If you know who your readers are, try to find a location for the signing that is convenient for them. It might be good to have a book signing in the town where the book is set. If you are writing about a particular subject, set up a booth at a convention on the subject. If you’ve polled your readers and you know that many of them are coming from a particular area of the country or a particular part of town, look for a location in that area.

Publish the location to your fans.
A bookstore may publicize your book signing to their customers. They may have a mailing list that they can send information to, but their efforts won’t do as much good as you publicizing your book signing to the readers of your blog and sending information to people who have signed up for your mailing list. If your fans don’t know about it, few people will show up.

Ask people at the signing why they are interested in the book.
You’re in friendly territory.

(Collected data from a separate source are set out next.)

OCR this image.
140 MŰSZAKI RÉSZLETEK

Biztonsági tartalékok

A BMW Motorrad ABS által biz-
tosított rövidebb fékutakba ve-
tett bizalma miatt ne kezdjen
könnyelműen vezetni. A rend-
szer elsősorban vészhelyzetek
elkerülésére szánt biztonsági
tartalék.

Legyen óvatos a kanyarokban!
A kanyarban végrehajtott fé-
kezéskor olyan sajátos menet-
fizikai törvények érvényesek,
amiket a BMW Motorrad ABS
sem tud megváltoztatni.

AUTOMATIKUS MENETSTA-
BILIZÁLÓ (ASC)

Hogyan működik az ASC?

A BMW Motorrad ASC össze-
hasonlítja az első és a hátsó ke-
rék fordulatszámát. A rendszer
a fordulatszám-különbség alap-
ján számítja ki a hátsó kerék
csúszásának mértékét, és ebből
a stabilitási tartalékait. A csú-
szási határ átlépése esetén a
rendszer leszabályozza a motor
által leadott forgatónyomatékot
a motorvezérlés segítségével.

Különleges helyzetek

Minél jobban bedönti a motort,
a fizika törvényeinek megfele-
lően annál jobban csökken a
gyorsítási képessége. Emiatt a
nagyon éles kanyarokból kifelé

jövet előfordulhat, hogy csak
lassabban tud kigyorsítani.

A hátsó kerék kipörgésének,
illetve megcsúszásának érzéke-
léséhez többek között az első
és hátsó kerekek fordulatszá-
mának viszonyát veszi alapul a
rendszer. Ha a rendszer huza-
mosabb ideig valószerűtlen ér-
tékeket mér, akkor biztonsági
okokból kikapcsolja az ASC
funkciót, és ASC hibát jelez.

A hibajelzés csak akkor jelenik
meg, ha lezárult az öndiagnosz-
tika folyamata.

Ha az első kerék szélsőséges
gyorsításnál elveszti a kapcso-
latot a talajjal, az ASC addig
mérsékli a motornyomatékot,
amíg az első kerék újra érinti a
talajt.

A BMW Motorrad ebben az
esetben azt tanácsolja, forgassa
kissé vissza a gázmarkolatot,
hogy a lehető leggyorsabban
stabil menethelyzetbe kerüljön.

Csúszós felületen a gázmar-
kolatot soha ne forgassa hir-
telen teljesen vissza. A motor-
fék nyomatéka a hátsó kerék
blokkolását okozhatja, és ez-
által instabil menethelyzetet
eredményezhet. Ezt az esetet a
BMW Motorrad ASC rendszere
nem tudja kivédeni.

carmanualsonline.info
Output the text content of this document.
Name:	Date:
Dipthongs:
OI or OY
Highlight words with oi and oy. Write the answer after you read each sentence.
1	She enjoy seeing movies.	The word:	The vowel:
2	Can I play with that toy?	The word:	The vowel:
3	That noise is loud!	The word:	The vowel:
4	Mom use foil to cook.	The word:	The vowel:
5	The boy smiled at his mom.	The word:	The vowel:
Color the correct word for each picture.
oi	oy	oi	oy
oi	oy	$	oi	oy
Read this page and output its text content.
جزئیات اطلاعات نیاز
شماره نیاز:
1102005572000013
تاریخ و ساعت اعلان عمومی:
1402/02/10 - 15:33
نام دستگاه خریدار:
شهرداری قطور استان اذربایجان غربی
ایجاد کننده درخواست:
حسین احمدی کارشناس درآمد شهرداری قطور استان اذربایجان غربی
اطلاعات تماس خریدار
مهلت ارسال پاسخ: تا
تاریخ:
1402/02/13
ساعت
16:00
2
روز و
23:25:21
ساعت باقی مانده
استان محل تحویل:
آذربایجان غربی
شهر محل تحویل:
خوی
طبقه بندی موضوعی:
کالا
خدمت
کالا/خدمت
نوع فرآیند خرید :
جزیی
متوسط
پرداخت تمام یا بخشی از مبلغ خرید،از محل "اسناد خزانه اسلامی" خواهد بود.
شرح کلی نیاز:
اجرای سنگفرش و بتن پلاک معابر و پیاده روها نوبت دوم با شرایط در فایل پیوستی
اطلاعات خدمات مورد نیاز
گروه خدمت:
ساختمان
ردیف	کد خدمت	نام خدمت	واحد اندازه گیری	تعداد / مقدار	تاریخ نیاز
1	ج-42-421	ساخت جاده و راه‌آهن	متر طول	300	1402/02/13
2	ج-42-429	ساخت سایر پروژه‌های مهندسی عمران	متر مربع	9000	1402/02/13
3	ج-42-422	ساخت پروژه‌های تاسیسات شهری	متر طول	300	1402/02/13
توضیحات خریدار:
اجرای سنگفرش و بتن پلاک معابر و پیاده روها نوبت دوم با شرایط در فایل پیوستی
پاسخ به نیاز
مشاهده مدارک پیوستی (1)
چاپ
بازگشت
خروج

If someone is willing to get in the car and drive over to your book signing to meet you, he thinks a lot of you or your book. At the least, this will give you an ego boost, but it is also you opportunity to learn what your readers would like to see in future books. It also encourages them to put their thoughts into words so that when they have the opportunity to tell people about your book in the future they have already developed a thought pattern that will allow them to talk about your book.

Make friends with the children.
If a parent shows up at your table with a child in tow, greet the parent, but make friends with the child. You might even have a little something extra ready to give the children that show up, like candy or some kind of toy that they can take home with them. Parents will remember you by how well you treat their children.

People don’t show up at a book signing just to get a book signed. They don’t show up hoping that the writer will impart some wisdom that he didn’t put in his book. What they really want to do is to develop a relationship with the author. Realistically, that relationship may not amount to much, but when they go away they want to know that no only do they know you but that you know them. The only way that is going to happen is if you listen. Listening requires that you shut up, rather than rambling on. Also, given the respect that readers have for writers, a person showing up at your table is likely to be more nervous about speaking to you than you are to them. Be prepared to ask some questions. Here are some examples:

  • Do you live around here?

  • Have you read any of my books before?

  • What got you interested in my book?

  • What kind of books do you like to read?

  • Did you have any trouble getting here?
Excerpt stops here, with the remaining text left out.